Thursday, 2 April 2015

THC Roof Top Bar

The THC Roof Top Bar just outside Tapae Gate has gone from cool obscurity to backpacker fame. For this reason many people come to the bar and feel disappointed as THC was billed as something amazing.

It isn’t really. But it is a great bar with club atmosphere. It is a great location on top of a tall building. You go up several flights of rickety stairs. The walls are decorated in glow art and weird decorations. You immerge to a large roof top bar. All the seating is on mats on the floor with low tables.

It is open top with girders above. The feel of the bar is quite unique, and very much enhanced with lovingly strange décor. It is partly acid party and partly reggae bar in Haad Rin. Indeed there is a Koh Phangan feel to the place. That feeling comes from the loud music. For many it feels like a jarring contradiction – a chilled roof top bar with a name that references weed with Bob Marley pictures but playing loud house music. It might be a perfect place for a reggae bar but the problem is that Chiang Mai isn’t a remote beach in Koh Phangan where they smoke weed. Reggae would be soporific in the urban context of Chiang Mai. Much more ‘Saturday night’ is a banging house soundtrack to the night.

Another Koh Phangan echo is the house music. The DJs are often really good at THC Roof Top Bar. They mix with care and verve and come up with plenty of surprising tunes. This reminds you of Koh Phangan were the quality of DJing is very high.

THC is one of those bars where on occasion people get in the mood and dance a bit. The views are great and it makes a good spot for a couple of drinks on a big night out. The only downer is that the drinks are a little pricey. For the same price you could go to a bigger club, but then you would lose the intimate and funky atmosphere.

Beware

If you aren’t keen on sitting on the floor where cockroaches and rats might be scurrying then this probably isn’t the bar for you. You just can’t stop nature in Thailand.

Sunday, 25 January 2015

Wat Lok Molee

Wat Lok Molee (also spelt Wat Lok Moli) is one of the first temples many visitors to Chiang Mai encounter because it is near several popular hotels. It is also near Chang Puak City Gate.

It is not known when the temple was built. It is first mentioned in 1367 AD. The temple was home to Burmese monks invited by the Siamese King to teach Theravada Buddhism.

It is a plain temple. The chedis have not received new stucco. Of note are the wooden façade and beautifully sculptured snakes or naga. The Vimarn, or hall, in front of the chedis is worth a look inside.

It won’t take you more than 30 minutes to take in this temple. If you are staying near the centre or in the old city it is easy to walk to the temple.

Wat Lok Molee is a working temple so you will see monks wandering about. As always it should be mentioned, to respect Thai culture and to dress modestly inside the temple compound.
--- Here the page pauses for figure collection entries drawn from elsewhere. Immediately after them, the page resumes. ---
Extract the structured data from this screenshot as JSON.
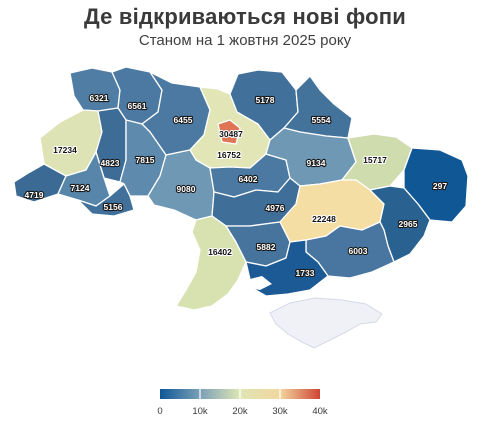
{
  "header": {
    "title": "Де відкриваються нові фопи",
    "subtitle": "Станом на 1 жовтня 2025 року"
  },
  "map": {
    "metric": "new individual entrepreneurs (ФОП) opened",
    "regions": [
      {
        "id": "volyn",
        "value": 6321,
        "label": "6321",
        "color": "#4f7da4"
      },
      {
        "id": "rivne",
        "value": 6561,
        "label": "6561",
        "color": "#4b79a1"
      },
      {
        "id": "zhytomyr",
        "value": 6455,
        "label": "6455",
        "color": "#4b79a1"
      },
      {
        "id": "kyiv-oblast",
        "value": 16752,
        "label": "16752",
        "color": "#e2e6b6"
      },
      {
        "id": "kyiv-city",
        "value": 30487,
        "label": "30487",
        "color": "#e07555"
      },
      {
        "id": "chernihiv",
        "value": 5178,
        "label": "5178",
        "color": "#41709a"
      },
      {
        "id": "sumy",
        "value": 5554,
        "label": "5554",
        "color": "#43739b"
      },
      {
        "id": "lviv",
        "value": 17234,
        "label": "17234",
        "color": "#dde3b4"
      },
      {
        "id": "ternopil",
        "value": 4823,
        "label": "4823",
        "color": "#3d6c96"
      },
      {
        "id": "khmelnytskyi",
        "value": 7815,
        "label": "7815",
        "color": "#5d8aad"
      },
      {
        "id": "vinnytsia",
        "value": 9080,
        "label": "9080",
        "color": "#6f98b4"
      },
      {
        "id": "cherkasy",
        "value": 6402,
        "label": "6402",
        "color": "#4b79a1"
      },
      {
        "id": "poltava",
        "value": 9134,
        "label": "9134",
        "color": "#6f98b4"
      },
      {
        "id": "kharkiv",
        "value": 15717,
        "label": "15717",
        "color": "#cfdcae"
      },
      {
        "id": "luhansk",
        "value": 297,
        "label": "297",
        "color": "#105796"
      },
      {
        "id": "zakarpattia",
        "value": 4719,
        "label": "4719",
        "color": "#3b6a95"
      },
      {
        "id": "ivano-frankivsk",
        "value": 7124,
        "label": "7124",
        "color": "#5886aa"
      },
      {
        "id": "chernivtsi",
        "value": 5156,
        "label": "5156",
        "color": "#41709a"
      },
      {
        "id": "kirovohrad",
        "value": 4976,
        "label": "4976",
        "color": "#3f6e98"
      },
      {
        "id": "dnipropetrovsk",
        "value": 22248,
        "label": "22248",
        "color": "#f4dea4"
      },
      {
        "id": "donetsk",
        "value": 2965,
        "label": "2965",
        "color": "#296191"
      },
      {
        "id": "odesa",
        "value": 16402,
        "label": "16402",
        "color": "#d8e2b0"
      },
      {
        "id": "mykolaiv",
        "value": 5882,
        "label": "5882",
        "color": "#46749d"
      },
      {
        "id": "zaporizhzhia",
        "value": 6003,
        "label": "6003",
        "color": "#4876a0"
      },
      {
        "id": "kherson",
        "value": 1733,
        "label": "1733",
        "color": "#1b5a94"
      },
      {
        "id": "crimea",
        "value": null,
        "label": "",
        "color": "#eff1f7"
      }
    ]
  },
  "legend": {
    "min": 0,
    "max": 40000,
    "ticks": [
      "0",
      "10k",
      "20k",
      "30k",
      "40k"
    ],
    "colors": [
      "#105796",
      "#7aa0b7",
      "#dfe6b5",
      "#f2d69f",
      "#d04533"
    ]
  }
}
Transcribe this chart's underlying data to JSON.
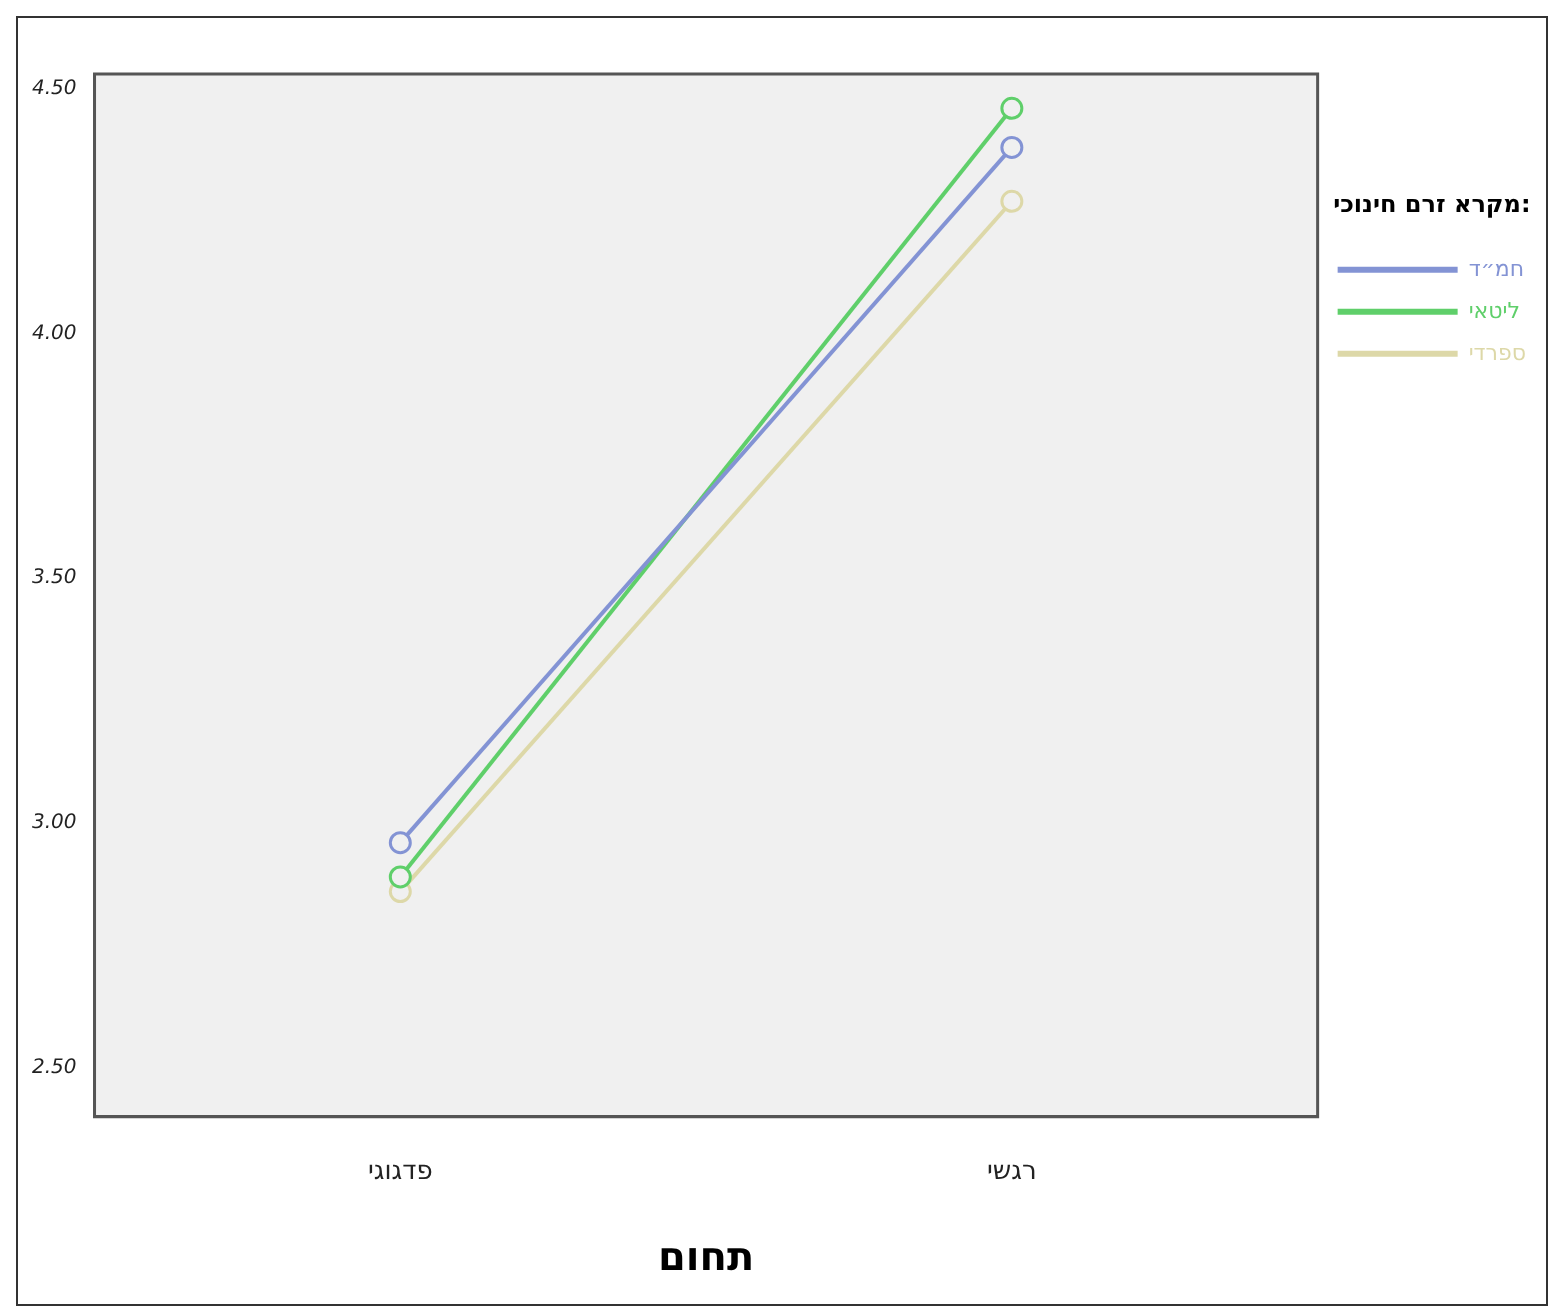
{
  "chart_data": {
    "type": "line",
    "xlabel": "תחום",
    "legend_title": "מקרא זרם חינוכי:",
    "categories": [
      "פדגוגי",
      "רגשי"
    ],
    "series": [
      {
        "name": "חמ״ד",
        "color": "#8393d4",
        "values": [
          2.96,
          4.38
        ]
      },
      {
        "name": "ליטאי",
        "color": "#5fcf6a",
        "values": [
          2.89,
          4.46
        ]
      },
      {
        "name": "ספרדי",
        "color": "#ddd8a8",
        "values": [
          2.86,
          4.27
        ]
      }
    ],
    "ylim": [
      2.4,
      4.53
    ],
    "yticks": [
      {
        "value": 2.5,
        "label": "2.50"
      },
      {
        "value": 3,
        "label": "3.00"
      },
      {
        "value": 3.5,
        "label": "3.50"
      },
      {
        "value": 4,
        "label": "4.00"
      },
      {
        "value": 4.5,
        "label": "4.50"
      }
    ],
    "grid": false,
    "legend": "right",
    "marker": "circle",
    "line_style": "solid"
  }
}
Entry is free.

Just outside the entrance to the temple there is a small shop selling drinks.

Many people comment on Trip Advisor and elsewhere that they liked Wat Lok Molee because it is a peaceful location not teaming with tourists. You can get in touch with the serenity which is at the heart of Buddhism, and which is in complete contrast to the hustle and bustle of Thailand’s second city.